Gingerly, he placed the skull atop the carpet of green moss. Hollow eyes watched him, penetrating to the very core of him. It was theviolence. It was always the violence he couldn’t stand, the last gasping breaths, the curled, paled fingers, the way people always searched for something to say as they passed. It wasn’t death that bothered Iris, it was the dying. How soon would his own last breath fill a silent room with parting rasps?How soon would he too search for useless words that only amounted to more grief and confusion to those remaining? No need to worry about that last part.

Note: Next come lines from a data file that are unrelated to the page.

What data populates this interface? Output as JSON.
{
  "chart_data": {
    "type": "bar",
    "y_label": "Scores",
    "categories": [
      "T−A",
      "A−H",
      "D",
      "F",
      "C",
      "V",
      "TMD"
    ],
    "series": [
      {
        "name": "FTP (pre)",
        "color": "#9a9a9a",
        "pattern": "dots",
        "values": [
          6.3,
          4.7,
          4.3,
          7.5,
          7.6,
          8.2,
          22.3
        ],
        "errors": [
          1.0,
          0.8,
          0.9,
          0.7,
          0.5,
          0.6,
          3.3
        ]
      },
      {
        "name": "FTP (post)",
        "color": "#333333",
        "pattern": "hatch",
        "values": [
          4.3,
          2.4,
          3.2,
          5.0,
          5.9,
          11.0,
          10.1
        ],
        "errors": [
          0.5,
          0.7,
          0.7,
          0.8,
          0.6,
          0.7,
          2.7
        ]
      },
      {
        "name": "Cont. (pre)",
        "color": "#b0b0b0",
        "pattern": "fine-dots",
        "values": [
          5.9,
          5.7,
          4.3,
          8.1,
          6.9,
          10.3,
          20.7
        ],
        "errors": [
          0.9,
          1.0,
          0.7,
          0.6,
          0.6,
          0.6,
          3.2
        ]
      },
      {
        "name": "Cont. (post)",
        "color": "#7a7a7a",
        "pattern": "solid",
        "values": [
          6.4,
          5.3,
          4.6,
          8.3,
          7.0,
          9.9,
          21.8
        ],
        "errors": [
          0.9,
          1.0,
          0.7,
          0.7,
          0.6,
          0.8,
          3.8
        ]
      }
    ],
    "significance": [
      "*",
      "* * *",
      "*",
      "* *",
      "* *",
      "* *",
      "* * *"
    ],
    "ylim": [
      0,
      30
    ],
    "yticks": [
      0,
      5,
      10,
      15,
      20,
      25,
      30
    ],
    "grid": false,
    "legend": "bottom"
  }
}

As Iris continued his staring match with the skull, the cargo bay around him settled into a gentle quiet. From afar, the dull, muffled voices of the academics, now sharing in a modest meal, echoed through to the cargo bay—a tether stretched from the solitary monk to the living. Iris took a curved rib and placed it in its rightful place below the skull. He ached to sever that fragile tether. Most days, it was a reminder of a world that had moved on without him, a world that he could visit from time to time, but never be at home with.
Your vitals indicate—VIFAI started, but Iris silenced it with a wave of a hand. He was well aware of what his vitals indicated. Yet, there was still the last bit of frantic energy racing along his tendons, granting him no reprieve. Left unattended, it could turn to frustration, to anger, and eventually could turn to rash action. Given the circumstances, he couldn’t afford any rash action. The energy required a different outlet.
First, Iris double- and triple-checked that the door to the cargo bay was firmly shut. Seeing that he was safe, he untied the side of his robes and slid them from his shoulders. Heavy silk pooled by his feet, chasing towards the ground in a pearl waterfall. He folded the robes into a neat square, then reached up and undid the tall collar of his undershirt. His fingers danced along the left side where the edges met in dozens of small knots. The fabric here was as white and delicate as the main robes, and Iris honoured it just the same, folding it in a neat square, creased meticulously along each edge.